We will intervene early to help struggling children
By Bridget Philipson and Wes Streeting
A lot has changed since we left school more than 20 years ago.
Children today, who have been brought up in an increasingly digitised 21st century, are facing new and complex challenges in their childhoods that simply didn't exist when we were younger. Negotiating your school days in the face of this is having a serious impact on some children's mental health.
It's a problem that has been getting worse in recent years. Around 20 per cent of young people experience some type of mental health issue in any given year, up from 14 per cent in 2017.
And this is just the tip of the iceberg – there are likely to be many thousands more struggling with their wellbeing who don't meet the threshold for a clinical diagnosis.
Much as it might be tempting to dismiss the issue as something that children will grow out of, the evidence tells a different story.
New research published by the Government last week proved the direct, escalating impact that poor mental health has on children's school attendance. The worse your mental health, the worse your school attendance and vice versa.
These aren't small effects either. A little absence quickly accumulates devastating impact: pupils missing merely 10 days more than peers have half the odds of achieving good GCSEs. They earn £10,000 less at age 28 on average, compared to pupils with near-perfect attendance.
Early interventions in mental health support for young people can have positive ramifications for the rest of their lives. The same is true in lots of different areas of public policy. This Government is embarked on a public service reform agenda focused on intervening early to prevent greater problems mounting up down the line.
We know this approach delivers better outcomes for patients and pupils, and better value for taxpayers. It is the key to breaking out of the doom loop where the costs of public services continually rise, while the quality of services declines.

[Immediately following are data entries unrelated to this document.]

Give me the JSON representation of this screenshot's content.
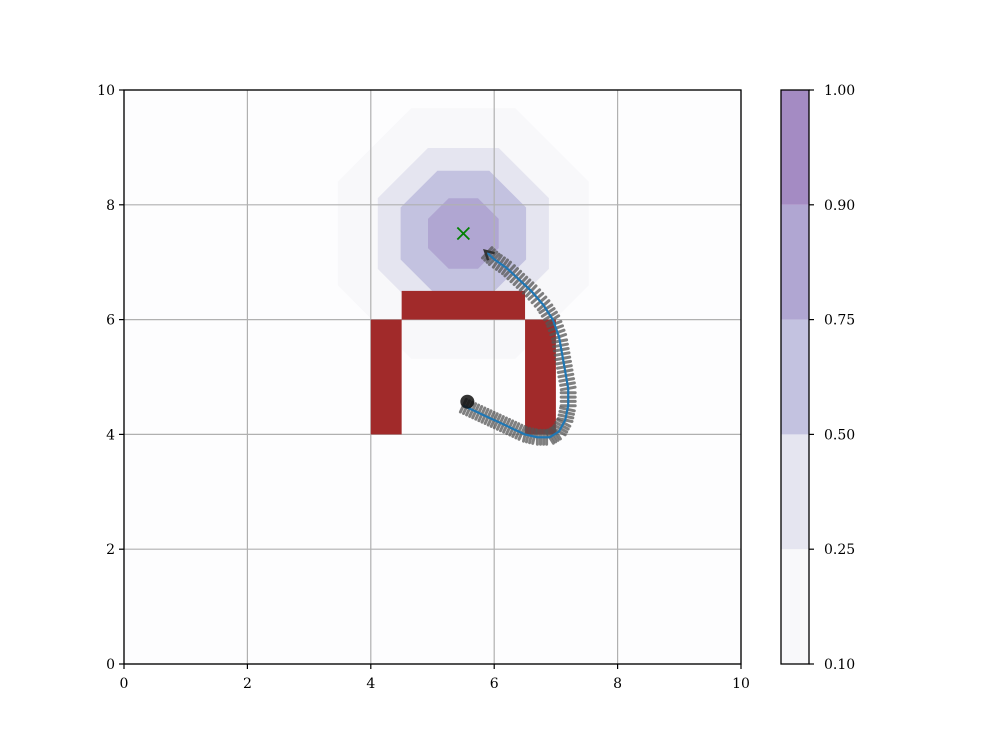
{
  "chart_data": {
    "type": "contour",
    "title": "",
    "xlabel": "",
    "ylabel": "",
    "xlim": [
      0,
      10
    ],
    "ylim": [
      0,
      10
    ],
    "xticks": [
      0,
      2,
      4,
      6,
      8,
      10
    ],
    "yticks": [
      0,
      2,
      4,
      6,
      8,
      10
    ],
    "xtick_labels": [
      "0",
      "2",
      "4",
      "6",
      "8",
      "10"
    ],
    "ytick_labels": [
      "0",
      "2",
      "4",
      "6",
      "8",
      "10"
    ],
    "grid": true,
    "goal": {
      "x": 5.5,
      "y": 7.5,
      "marker": "x",
      "color": "#008000"
    },
    "field_center": [
      5.5,
      7.5
    ],
    "contour_levels": [
      {
        "min": 0.1,
        "max": 0.25,
        "color": "#f8f8fa",
        "radius": 2.2
      },
      {
        "min": 0.25,
        "max": 0.5,
        "color": "#e5e5f0",
        "radius": 1.5
      },
      {
        "min": 0.5,
        "max": 0.75,
        "color": "#c3c2e0",
        "radius": 1.1
      },
      {
        "min": 0.75,
        "max": 0.9,
        "color": "#b0a6d2",
        "radius": 0.62
      }
    ],
    "obstacles": [
      {
        "x0": 4.0,
        "x1": 4.5,
        "y0": 4.0,
        "y1": 6.0
      },
      {
        "x0": 4.5,
        "x1": 6.5,
        "y0": 6.0,
        "y1": 6.5
      },
      {
        "x0": 6.5,
        "x1": 7.0,
        "y0": 4.0,
        "y1": 6.0
      }
    ],
    "obstacle_color": "#a12a2a",
    "trajectory": {
      "color": "#1f77b4",
      "points": [
        [
          5.5,
          4.5
        ],
        [
          5.7,
          4.4
        ],
        [
          5.9,
          4.3
        ],
        [
          6.1,
          4.2
        ],
        [
          6.3,
          4.1
        ],
        [
          6.5,
          4.0
        ],
        [
          6.7,
          3.95
        ],
        [
          6.9,
          3.95
        ],
        [
          7.05,
          4.05
        ],
        [
          7.15,
          4.25
        ],
        [
          7.2,
          4.5
        ],
        [
          7.2,
          4.8
        ],
        [
          7.15,
          5.1
        ],
        [
          7.1,
          5.4
        ],
        [
          7.05,
          5.7
        ],
        [
          6.95,
          6.0
        ],
        [
          6.8,
          6.25
        ],
        [
          6.6,
          6.5
        ],
        [
          6.4,
          6.7
        ],
        [
          6.2,
          6.9
        ],
        [
          6.0,
          7.05
        ],
        [
          5.85,
          7.2
        ]
      ]
    },
    "colorbar": {
      "ticks": [
        "0.10",
        "0.25",
        "0.50",
        "0.75",
        "0.90",
        "1.00"
      ],
      "bands": [
        {
          "from": 0.1,
          "to": 0.25,
          "color": "#f8f8fa"
        },
        {
          "from": 0.25,
          "to": 0.5,
          "color": "#e5e5f0"
        },
        {
          "from": 0.5,
          "to": 0.75,
          "color": "#c3c2e0"
        },
        {
          "from": 0.75,
          "to": 0.9,
          "color": "#b0a6d2"
        },
        {
          "from": 0.9,
          "to": 1.0,
          "color": "#a48bc3"
        }
      ]
    }
  }
}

As Education Secretary and Health and Social Care Secretary, we are also taking action to improve the mental health of the country's children.
We will deliver on our manifesto commitment to get every child who needs it access to mental health support within school – and over the course of this year we will roll that support out to nearly a million extra children. Supporting teachers to identify which children need support. Running group sessions to tackle anxiety and low mood. One-to-one support for those who need it but don't meet an NHS referral threshold.
By deploying NHS-led, evidence-based intervention during children's formative years, we will not only halt the spiral towards crisis but cultivate much-needed grit amongst the next generation – essential for academic success and life beyond school, with all its ups and downs.
Already on the school attendance front, we are seeing encouraging signs in the months this Government has been in office. Children have clocked up 3.1 million more days in the classroom this year compared with last year.
But it is from now that we will see a real step change, as we really start to tackle the triple threat of attendance, behaviour and mental health in a joined-up way.
We are following proven methods that work. Led by data and guided by best practice. We are launching innovative new attendance and behaviour hubs, led by the highest-performing schools in the country, that alongside the mental health support teams, will drive the highest standards in how schools get more children in the classroom, engaged in learning.
Once at scale, the hubs will provide intensive one-to-one help and advice to 500 schools with significant attendance and behaviour problems, challenging and supporting them to turn this around. A further 4,500 more schools will get support through practical resources and training days.
Today we supercharge a co-ordinated effort to address the root causes of issues resulting in disruption and chaos in classrooms.
Through our Plan for Change, this Government will give every child the chance to thrive in classrooms where brilliant teachers have the time, tools and support to deliver an outstanding education.